Author’s Biography: Dr. Magnus Bosse
Dr. Magnus Bosse is co-founder and Managing Director of Alphaluxe’s community portal Luxe178.com
Dr. Bosse is both a Molecular Biologist and Diplomat by training, and served many years in the United Nations system. Being more fond of substance than protocol, he left international relations eventually and now concentrates, professionally, on select topics in network biology of complex microbial communities in areas such as bio-mining and bio-remediation.
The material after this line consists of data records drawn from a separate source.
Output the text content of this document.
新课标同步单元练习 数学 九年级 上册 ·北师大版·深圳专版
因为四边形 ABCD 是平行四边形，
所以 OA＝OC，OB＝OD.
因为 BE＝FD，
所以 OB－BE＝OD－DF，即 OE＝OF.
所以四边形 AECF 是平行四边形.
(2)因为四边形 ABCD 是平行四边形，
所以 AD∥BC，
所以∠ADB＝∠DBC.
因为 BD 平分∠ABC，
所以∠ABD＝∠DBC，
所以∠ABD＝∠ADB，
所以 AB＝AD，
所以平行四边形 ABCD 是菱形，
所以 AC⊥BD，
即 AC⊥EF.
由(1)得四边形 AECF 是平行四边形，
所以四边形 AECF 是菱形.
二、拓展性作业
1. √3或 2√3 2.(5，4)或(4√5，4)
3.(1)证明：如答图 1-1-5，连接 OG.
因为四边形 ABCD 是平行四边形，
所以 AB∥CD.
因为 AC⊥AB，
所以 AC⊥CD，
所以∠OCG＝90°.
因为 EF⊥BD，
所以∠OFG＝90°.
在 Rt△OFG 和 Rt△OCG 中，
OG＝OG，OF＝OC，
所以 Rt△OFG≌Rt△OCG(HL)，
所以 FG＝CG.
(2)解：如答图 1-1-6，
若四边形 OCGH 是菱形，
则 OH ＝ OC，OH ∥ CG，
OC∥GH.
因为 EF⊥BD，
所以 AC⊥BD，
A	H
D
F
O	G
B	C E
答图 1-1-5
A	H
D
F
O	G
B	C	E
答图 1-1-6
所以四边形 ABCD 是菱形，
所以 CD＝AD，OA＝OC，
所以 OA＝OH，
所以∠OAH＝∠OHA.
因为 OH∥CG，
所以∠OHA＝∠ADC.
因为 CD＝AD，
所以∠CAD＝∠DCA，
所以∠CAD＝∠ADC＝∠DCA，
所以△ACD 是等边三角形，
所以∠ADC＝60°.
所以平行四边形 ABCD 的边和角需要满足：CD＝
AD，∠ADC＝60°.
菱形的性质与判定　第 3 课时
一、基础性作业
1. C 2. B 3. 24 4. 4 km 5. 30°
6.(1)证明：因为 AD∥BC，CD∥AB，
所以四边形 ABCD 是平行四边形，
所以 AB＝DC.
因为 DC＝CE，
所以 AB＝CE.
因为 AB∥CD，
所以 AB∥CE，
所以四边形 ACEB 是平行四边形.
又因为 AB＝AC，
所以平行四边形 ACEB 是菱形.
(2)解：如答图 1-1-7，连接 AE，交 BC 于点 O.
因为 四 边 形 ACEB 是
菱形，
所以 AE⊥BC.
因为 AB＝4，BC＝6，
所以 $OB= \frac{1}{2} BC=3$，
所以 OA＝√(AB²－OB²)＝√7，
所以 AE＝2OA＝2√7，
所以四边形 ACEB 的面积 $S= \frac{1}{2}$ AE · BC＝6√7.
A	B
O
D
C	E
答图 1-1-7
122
Having missed a train as a student and being forced to waste some time waiting for the next, he ventured out of the ordinary (train station building) and sampled a flea market right in front. He went back with a solid gold mechanical wristwatch purchased at the frivolous amount of 1€ (it lacked the crown, ok?), and the rest is history: Dr. Bosse is a noted writer on horological themes, with a clear focus on technologies and independent watchmakers. His work has been featured extensively on online watch collector’s fora such as PuristS.com, but also in print publications and newspapers globally. Most recently he published a book on the most complicated wristwatch in the world, a masterpiece known as the ‘Superbia Humanitatis’, created by Louis Élysée Piguet, Franck Muller and Paul Gerber.
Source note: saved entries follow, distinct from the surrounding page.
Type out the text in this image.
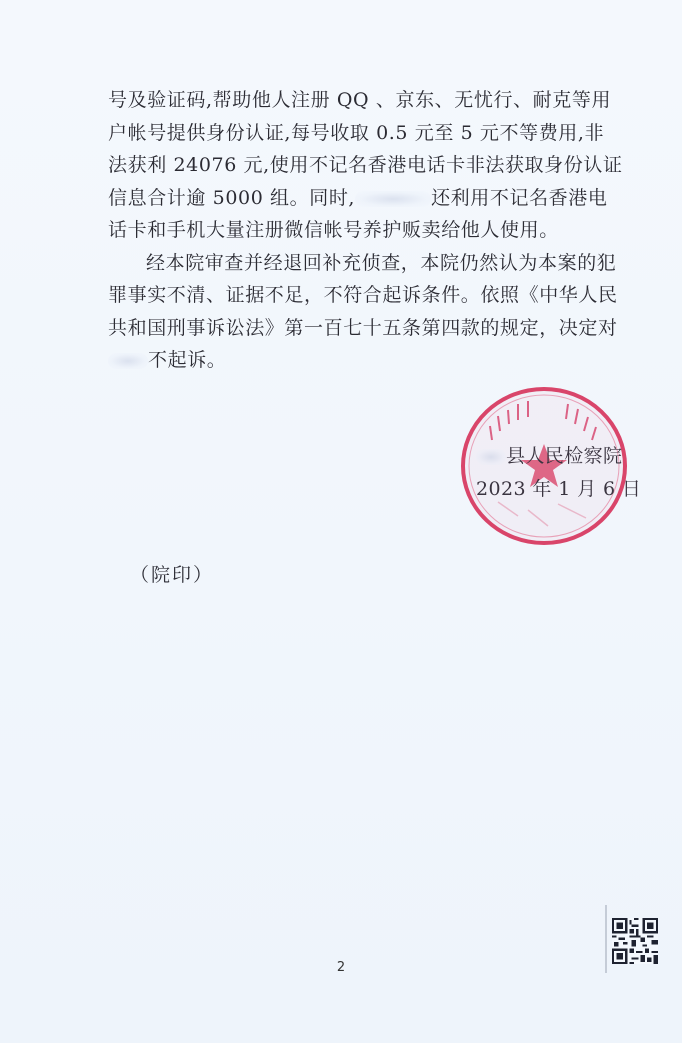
号及验证码,帮助他人注册 QQ 、京东、无忧行、耐克等用
户帐号提供身份认证,每号收取 0.5 元至 5 元不等费用,非
法获利 24076 元,使用不记名香港电话卡非法获取身份认证
信息合计逾 5000 组。同时,	还利用不记名香港电
话卡和手机大量注册微信帐号养护贩卖给他人使用。
经本院审查并经退回补充侦查，本院仍然认为本案的犯
罪事实不清、证据不足，不符合起诉条件。依照《中华人民
共和国刑事诉讼法》第一百七十五条第四款的规定，决定对
不起诉。
县人民检察院
2023 年 1 月 6 日
（院印）
2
All his in-depth knowledge about watchmaking and the namesake industry has not prevented him from exposing his masochistic soul, and thus he founded with a group of likeminded friends around noted theoretical physicist, business strategist and acclaimed photographer Ming Thein an independent watch brand MING, for which he serves as stakeholder and Director of Production (whatever ‘director’ means in a startup).